For most susceptible organisms, the minimum bactericidal concentration (MBC) of cefixime is only 1-4 times higher than the minimum inhibitory concentration (MIC). However, for some strains of Enterobacter, Klebsiella, Morganella, Proteus, Providencia, and Serratia, the MBC may be 9-32 times higher than the MIC.
In Vitro Susceptibility Testing
Results of in vitro cefixime susceptibility tests are not usually affected by the pH of the media or the presence of certain cations (e.g., calcium, magnesium, sodium). There generally is little effect on in vitro susceptibility test results when the pH of the media is within the range of 5-8. In vitro activity of cefixime against Enterobacteriaceae is not affected by the presence of urine or serum. Inoculum size may affect in vitro susceptibility to cefixime. MICs of most susceptible organisms are not greatly affected when the size of the inoculum is increased from 103 to 105 colony-forming units (CFU) per mL; however, MICs of some Enterobacteriaceae may be 15-500 times higher when the size of the inoculum is increased from 103 to 107 CFU.

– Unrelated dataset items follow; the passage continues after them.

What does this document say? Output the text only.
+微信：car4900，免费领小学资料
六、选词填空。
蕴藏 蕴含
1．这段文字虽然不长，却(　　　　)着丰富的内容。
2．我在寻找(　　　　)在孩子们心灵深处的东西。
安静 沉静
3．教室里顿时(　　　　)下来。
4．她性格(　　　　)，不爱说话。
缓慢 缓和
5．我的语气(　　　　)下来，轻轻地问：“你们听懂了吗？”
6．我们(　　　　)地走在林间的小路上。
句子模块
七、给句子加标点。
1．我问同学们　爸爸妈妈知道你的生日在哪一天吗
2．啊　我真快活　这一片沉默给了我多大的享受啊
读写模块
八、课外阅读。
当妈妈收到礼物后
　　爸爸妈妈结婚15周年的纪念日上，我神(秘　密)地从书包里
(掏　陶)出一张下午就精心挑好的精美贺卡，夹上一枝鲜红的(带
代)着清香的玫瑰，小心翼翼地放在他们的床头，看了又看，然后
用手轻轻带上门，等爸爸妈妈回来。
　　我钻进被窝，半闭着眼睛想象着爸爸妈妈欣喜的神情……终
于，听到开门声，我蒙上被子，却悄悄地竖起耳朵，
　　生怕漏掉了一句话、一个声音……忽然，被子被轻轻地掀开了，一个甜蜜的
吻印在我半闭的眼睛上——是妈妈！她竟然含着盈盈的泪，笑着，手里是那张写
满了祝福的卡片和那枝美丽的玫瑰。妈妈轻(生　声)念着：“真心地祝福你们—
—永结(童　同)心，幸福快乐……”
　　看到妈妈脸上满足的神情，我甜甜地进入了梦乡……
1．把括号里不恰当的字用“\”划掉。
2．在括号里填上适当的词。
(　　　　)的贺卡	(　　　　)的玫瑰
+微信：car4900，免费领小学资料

The National Committee for Clinical Laboratory Standards (NCCLS) states that, if results of in vitro susceptibility testing indicate that a clinical isolate is susceptible to cefixime, then an infection caused by this strain may be appropriately treated with the dosage of the drug recommended for that type of infection and infecting species, unless otherwise contraindicated.
Distribution
Information on distribution of cefixime is limited.
Following oral administration, cefixime is distributed into bile, sputum, tonsils, maxillary sinus mucosa, middle ear discharge, blister fluid, and prostatic fluid. Sputum concentrations may be 2-10% of concurrent serum concentrations; in one study, a single 200-mg oral dose of cefixime resulted in sputum concentrations of 0.03-0.12 mcg/mL.
It is not known whether cefixime is distributed into cerebrospinal fluid (CSF) following oral administration.
Stability
Cefixime powder for oral suspension should be stored in tight containers at 59–86°F (15–30°C). After reconstitution, refrigeration of cefixime oral suspension is not required; the suspension should be stored in a tight container and is stable for 14 days at room temperature or when refrigerated, and any unused suspension should be discarded after this period.